Front and Center in St. Louis

Today at the America's Center in downtown St. Louis, the five finalist teams in the Arch design competition will make their case before a jury of national community design leaders. The jury is charged with choosing the winning team design that will lead the remake the Arch grounds and reconnection of downtown St. Louis.

Front and center in St. Louis is the Arch. The Arch is both a national monument and the international icon of St. Louis. The Arch stands between the Mississippi River and downtown. However, running down the middle of the three is an obtrusive interstate highway. As the highway has long been identified as the number one barrier dividing downtown from the Arch grounds and riverfront, this blog, along with many other writers in St. Louis, have pushed for planning the removal of the downtown lanes of the interstate as a key part of the conversation in the reworking of downtown connections.

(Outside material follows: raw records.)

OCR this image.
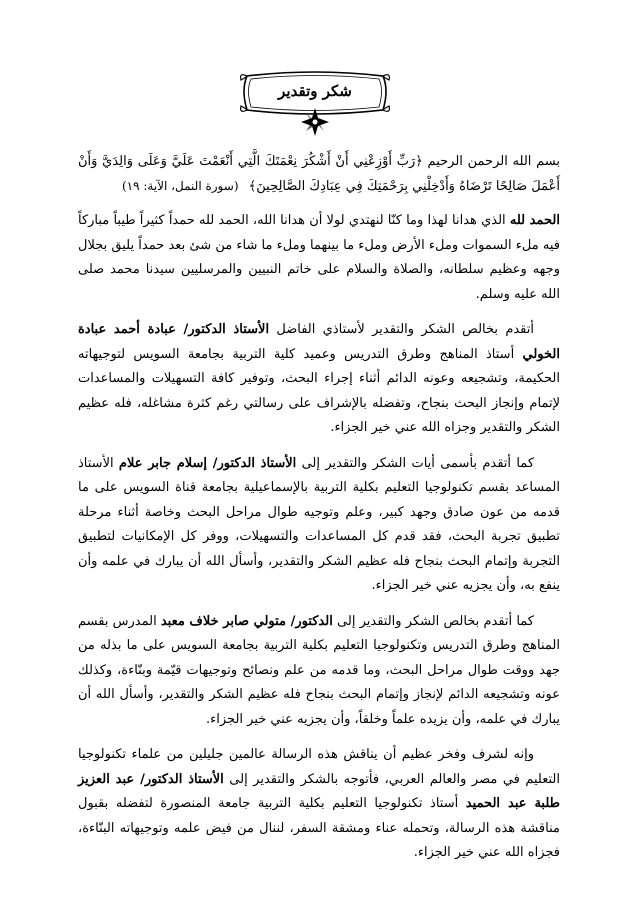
شكر وتقدير

بسم الله الرحمن الرحيم ﴿رَبِّ أَوْزِعْنِي أَنْ أَشْكُرَ نِعْمَتَكَ الَّتِي أَنْعَمْتَ عَلَيَّ وَعَلَى وَالِدَيَّ وَأَنْ أَعْمَلَ صَالِحًا تَرْضَاهُ وَأَدْخِلْنِي بِرَحْمَتِكَ فِي عِبَادِكَ الصَّالِحِينَ﴾ (سورة النمل، الآية: ١٩)

الحمد لله الذي هدانا لهذا وما كنّا لنهتدي لولا أن هدانا الله، الحمد لله حمداً كثيراً طيباً مباركاً فيه ملء السموات وملء الأرض وملء ما بينهما وملء ما شاء من شئ بعد حمداً يليق بجلال وجهه وعظيم سلطانه، والصلاة والسلام على خاتم النبيين والمرسليين سيدنا محمد صلى الله عليه وسلم.

أتقدم بخالص الشكر والتقدير لأستاذي الفاضل الأستاذ الدكتور/ عبادة أحمد عبادة الخولي أستاذ المناهج وطرق التدريس وعميد كلية التربية بجامعة السويس لتوجيهاته الحكيمة، وتشجيعه وعونه الدائم أثناء إجراء البحث، وتوفير كافة التسهيلات والمساعدات لإتمام وإنجاز البحث بنجاح، وتفضله بالإشراف على رسالتي رغم كثرة مشاغله، فله عظيم الشكر والتقدير وجزاه الله عني خير الجزاء.

كما أتقدم بأسمى أيات الشكر والتقدير إلى الأستاذ الدكتور/ إسلام جابر علام الأستاذ المساعد بقسم تكنولوجيا التعليم بكلية التربية بالإسماعيلية بجامعة قناة السويس على ما قدمه من عون صادق وجهد كبير، وعلم وتوجيه طوال مراحل البحث وخاصة أثناء مرحلة تطبيق تجربة البحث، فقد قدم كل المساعدات والتسهيلات، ووفر كل الإمكانيات لتطبيق التجربة وإتمام البحث بنجاح فله عظيم الشكر والتقدير، وأسأل الله أن يبارك في علمه وأن ينفع به، وأن يجزيه عني خير الجزاء.

كما أتقدم بخالص الشكر والتقدير إلى الدكتور/ متولي صابر خلاف معبد المدرس بقسم المناهج وطرق التدريس وتكنولوجيا التعليم بكلية التربية بجامعة السويس على ما بذله من جهد ووقت طوال مراحل البحث، وما قدمه من علم ونصائح وتوجيهات قيّمة وبنّاءة، وكذلك عونه وتشجيعه الدائم لإنجاز وإتمام البحث بنجاح فله عظيم الشكر والتقدير، وأسأل الله أن يبارك في علمه، وأن يزيده علماً وخلقاً، وأن يجزيه عني خير الجزاء.

وإنه لشرف وفخر عظيم أن يناقش هذه الرسالة عالمين جليلين من علماء تكنولوجيا التعليم في مصر والعالم العربي، فأتوجه بالشكر والتقدير إلى الأستاذ الدكتور/ عبد العزيز طلبة عبد الحميد أستاذ تكنولوجيا التعليم بكلية التربية جامعة المنصورة لتفضله بقبول مناقشة هذه الرسالة، وتحمله عناء ومشقة السفر، لننال من فيض علمه وتوجيهاته البنّاءة، فجزاه الله عني خير الجزاء.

Meanwhile, planning for highway removals, as part of an overall economic and community development strategy for downtown areas, has become a national movement. STL Rising has identified over fifteen other completed or concurrent highway efforts. With the Arch design competition the catalyst, and a nationally seated jury deciding the course, St. Louis could lay a further foundation for possibilities of highway removal efforts around the country.

Proponents of highway removal suggest that these highways through the hearts of our nation's cities were mistakes in the first place. As they now are surpassing their useful lives, cities are revisiting ways to reimagine their downtowns. St. Louis is in the forefront of this effort with the Arch design competition and efforts to reorient the city to face its riverfront.

The design teams will be front and center before the Arch design competition jury today. The jury is front and center in setting policies for how St. Louis will work for the next century. And the St. Louis community stands at the threshold of making all this happen. The Arch stands for discovery. Today St. Louis is on an historic odyssey of discovery. The outcome is sure to be outstanding. These are great times to be part of St. Louis.

2 comments:

Anonymous said...

You forgot to mention that this project has the potential to put downtown St. Louis back in its proper place at the front and center of the region!

s said...

Not to mention all of the additional jobs which will be created just from the removal of I70 and the installation of the Boulevard. An infrastructure project with real meaning, as opposed to another sprawl-abetting project built as busy work, such as the Page extension. Now that would be a good stimulus project, correcting the mistakes of the past.